I told Henry he'd ought to unhitch and put his team in the barn, but he says he's in a hurry and got to get back. He just leaves the team standin' there by the house and about ever' five minutes or so, jumps up and looks outta the window to see if them and the old sow in a crate on the sled are still there. He tells me, "Ya gotta be careful vith dis team cause der pinto sonofabitch and that unter vun too, now they'll go."

I'd mention that he was welcome to unhook and tie 'em in the barn, but he'd shake his head, sayin' again the pinto sonofabitch would go. "Shjust da utter day I vas clear to der utter end of da place to get a load of straw and comin' home it vas colder dan hell, so I tie up der lines and get off da back of the hayrack to valk a vays and varm up a liddle and der dam team goes slower and slower and slower und preddy soon I stick my head around the hayrack and yell, "Pinto, ya sunnavbitch", and shjsust like dat dey ver gone.

"I run and grab der back of der hay rack and was havin' a helluva time gettin' to der frvont of the sled cause der straw is vavin' back and forth, and I'm shust reachin' for der lines, ven over the sonofabitch goes. That is me and most a der straw goes and da damn team keeps runnin' faster. They vind up clear down to another far straw pile vere der hay rack has vorked back enough it tightens the lines some and dere dey shtop, und I gotta valk der whole vey down to get dem und load der straw again."

Well, when the Depression come on and was about the worst, Henry left Davis flat and swung a deal on a good piece of land out on the east end. Not long after he went down there, the Triple A come in and one of its main provisions was makin' up the price of wheat that had sold for less than 50 cents. Henry even got credit for a crop or two growed before he came on the place.

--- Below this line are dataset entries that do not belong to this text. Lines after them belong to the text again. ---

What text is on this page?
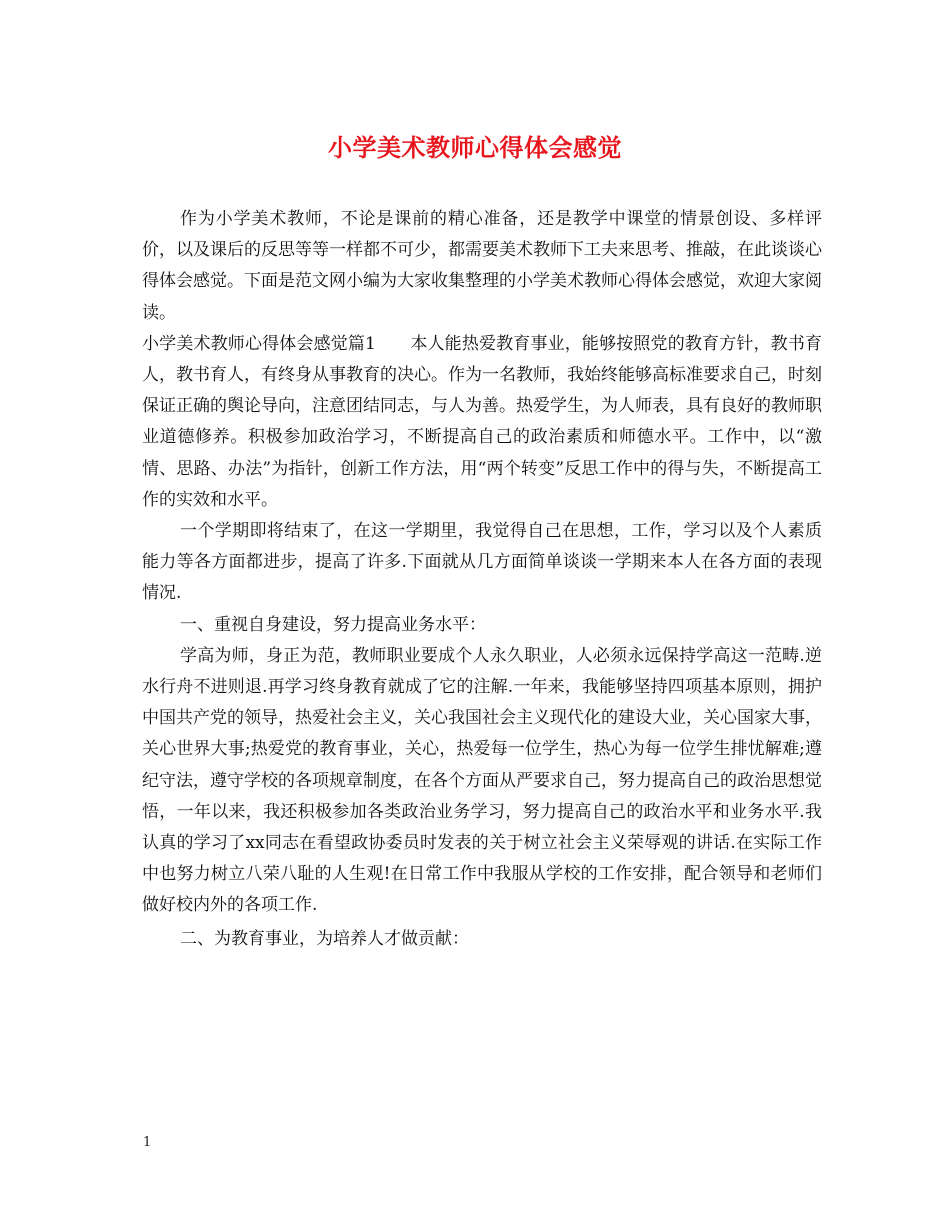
小学美术教师心得体会感觉

作为小学美术教师，不论是课前的精心准备，还是教学中课堂的情景创设、多样评价，以及课后的反思等等一样都不可少，都需要美术教师下工夫来思考、推敲，在此谈谈心得体会感觉。下面是范文网小编为大家收集整理的小学美术教师心得体会感觉，欢迎大家阅读。

小学美术教师心得体会感觉篇1　　本人能热爱教育事业，能够按照党的教育方针，教书育人，教书育人，有终身从事教育的决心。作为一名教师，我始终能够高标准要求自己，时刻保证正确的舆论导向，注意团结同志，与人为善。热爱学生，为人师表，具有良好的教师职业道德修养。积极参加政治学习，不断提高自己的政治素质和师德水平。工作中，以“激情、思路、办法”为指针，创新工作方法，用“两个转变”反思工作中的得与失，不断提高工作的实效和水平。

一个学期即将结束了，在这一学期里，我觉得自己在思想，工作，学习以及个人素质能力等各方面都进步，提高了许多.下面就从几方面简单谈谈一学期来本人在各方面的表现情况.

一、重视自身建设，努力提高业务水平：

学高为师，身正为范，教师职业要成个人永久职业，人必须永远保持学高这一范畴.逆水行舟不进则退.再学习终身教育就成了它的注解.一年来，我能够坚持四项基本原则，拥护中国共产党的领导，热爱社会主义，关心我国社会主义现代化的建设大业，关心国家大事，关心世界大事;热爱党的教育事业，关心，热爱每一位学生，热心为每一位学生排忧解难;遵纪守法，遵守学校的各项规章制度，在各个方面从严要求自己，努力提高自己的政治思想觉悟，一年以来，我还积极参加各类政治业务学习，努力提高自己的政治水平和业务水平.我认真的学习了xx同志在看望政协委员时发表的关于树立社会主义荣辱观的讲话.在实际工作中也努力树立八荣八耻的人生观!在日常工作中我服从学校的工作安排，配合领导和老师们做好校内外的各项工作.

二、为教育事业，为培养人才做贡献：

1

The bigger farmers all the sudden were sorta prosperous. Henry bought a new Packard automobile and when I seen 'im in town one day he was tellin' me he was makin' a trip to Washington D.C. and planned on seein', "Henry Vallace und pointin' out some of der mistakes he vas makin'." I seen him somewhere not long after he got back and asked him how he'd come out with the Secretary of Agriculture. Henry says he didn't get to see "Vallace" himself but he sees the woman that worked in his office. "I tell her und she said she'd tell him."

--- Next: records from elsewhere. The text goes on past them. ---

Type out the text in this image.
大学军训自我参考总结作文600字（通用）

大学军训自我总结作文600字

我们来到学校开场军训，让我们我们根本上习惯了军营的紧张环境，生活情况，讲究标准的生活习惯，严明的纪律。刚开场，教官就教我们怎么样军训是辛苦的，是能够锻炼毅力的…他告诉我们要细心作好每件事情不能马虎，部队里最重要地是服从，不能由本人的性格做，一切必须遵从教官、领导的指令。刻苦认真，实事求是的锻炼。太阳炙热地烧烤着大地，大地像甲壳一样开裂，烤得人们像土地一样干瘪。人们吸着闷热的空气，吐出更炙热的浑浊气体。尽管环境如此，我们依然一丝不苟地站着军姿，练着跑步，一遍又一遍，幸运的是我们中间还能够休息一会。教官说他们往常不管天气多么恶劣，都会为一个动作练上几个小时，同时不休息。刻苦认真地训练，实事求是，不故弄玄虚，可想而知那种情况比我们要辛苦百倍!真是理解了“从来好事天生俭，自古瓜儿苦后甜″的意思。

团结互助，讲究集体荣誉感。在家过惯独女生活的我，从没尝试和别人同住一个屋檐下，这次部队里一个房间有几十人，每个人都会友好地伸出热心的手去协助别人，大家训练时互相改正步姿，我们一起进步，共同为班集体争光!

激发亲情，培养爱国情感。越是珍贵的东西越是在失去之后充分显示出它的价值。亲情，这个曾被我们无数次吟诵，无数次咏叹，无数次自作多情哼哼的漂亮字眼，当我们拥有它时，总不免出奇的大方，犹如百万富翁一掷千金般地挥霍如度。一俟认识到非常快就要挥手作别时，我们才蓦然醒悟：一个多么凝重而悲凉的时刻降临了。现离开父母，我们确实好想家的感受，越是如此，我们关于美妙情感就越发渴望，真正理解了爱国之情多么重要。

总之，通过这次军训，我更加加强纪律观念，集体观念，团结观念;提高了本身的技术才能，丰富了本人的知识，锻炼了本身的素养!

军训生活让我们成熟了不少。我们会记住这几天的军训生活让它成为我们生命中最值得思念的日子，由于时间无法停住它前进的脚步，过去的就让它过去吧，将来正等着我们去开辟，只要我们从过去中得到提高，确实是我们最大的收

One of the last fracases I see Henry in was down in Fairfield. It's early in the spring and the streets and ever'thing else around Fairfield are just one big bog-hole. I'm drivin' down the main street past the elevators when I see Henry's Packard comin' north towards me.

Chick Dickensen had some bulk oil tanks on the east side of the street, and he'd had a truck stuck by the tanks and had borrowed a cat from somebody to get the truck out. They'd evidently got the truck loose cause the cat was parked on the side of the street, still idlin'. I could see Chick and another feller or two down there by the tanks, and I guess Henry could too as he come up the other side of the street.

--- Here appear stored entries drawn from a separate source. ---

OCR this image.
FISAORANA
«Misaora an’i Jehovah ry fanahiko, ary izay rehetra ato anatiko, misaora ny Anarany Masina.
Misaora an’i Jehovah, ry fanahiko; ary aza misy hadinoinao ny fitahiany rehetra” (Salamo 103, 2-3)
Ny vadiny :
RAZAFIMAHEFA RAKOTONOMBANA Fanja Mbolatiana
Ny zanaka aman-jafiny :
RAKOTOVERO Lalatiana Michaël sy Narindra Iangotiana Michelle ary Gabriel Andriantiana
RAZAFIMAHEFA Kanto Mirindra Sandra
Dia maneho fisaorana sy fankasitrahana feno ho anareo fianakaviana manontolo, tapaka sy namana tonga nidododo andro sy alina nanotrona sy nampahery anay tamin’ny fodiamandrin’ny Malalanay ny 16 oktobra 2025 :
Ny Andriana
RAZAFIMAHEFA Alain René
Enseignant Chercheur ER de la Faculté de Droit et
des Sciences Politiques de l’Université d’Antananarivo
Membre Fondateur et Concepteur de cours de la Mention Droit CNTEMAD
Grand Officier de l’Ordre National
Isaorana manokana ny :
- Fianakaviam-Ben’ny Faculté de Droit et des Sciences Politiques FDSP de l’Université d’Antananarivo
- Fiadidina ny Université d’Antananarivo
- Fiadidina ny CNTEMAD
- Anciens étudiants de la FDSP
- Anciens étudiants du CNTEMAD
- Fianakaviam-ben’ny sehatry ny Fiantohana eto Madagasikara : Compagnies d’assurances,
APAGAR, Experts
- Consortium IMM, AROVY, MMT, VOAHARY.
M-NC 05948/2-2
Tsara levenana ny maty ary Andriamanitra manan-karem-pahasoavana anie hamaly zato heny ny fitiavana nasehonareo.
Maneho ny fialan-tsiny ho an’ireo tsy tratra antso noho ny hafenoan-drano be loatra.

Anyway, he's lookin' off somewhere and runs right smack-dab into the back end of the cat. There's quite a crash and noise, and I stop quick and run over to see if Henry's hurt. He's a little dazed but he was goin' slow enough that he's alright, but the front end of his car is pretty tore up. I ask 'im if he's all right and what he was doin.

"Vell goddamn it, I vas shust gettin' ready to vave to Chick."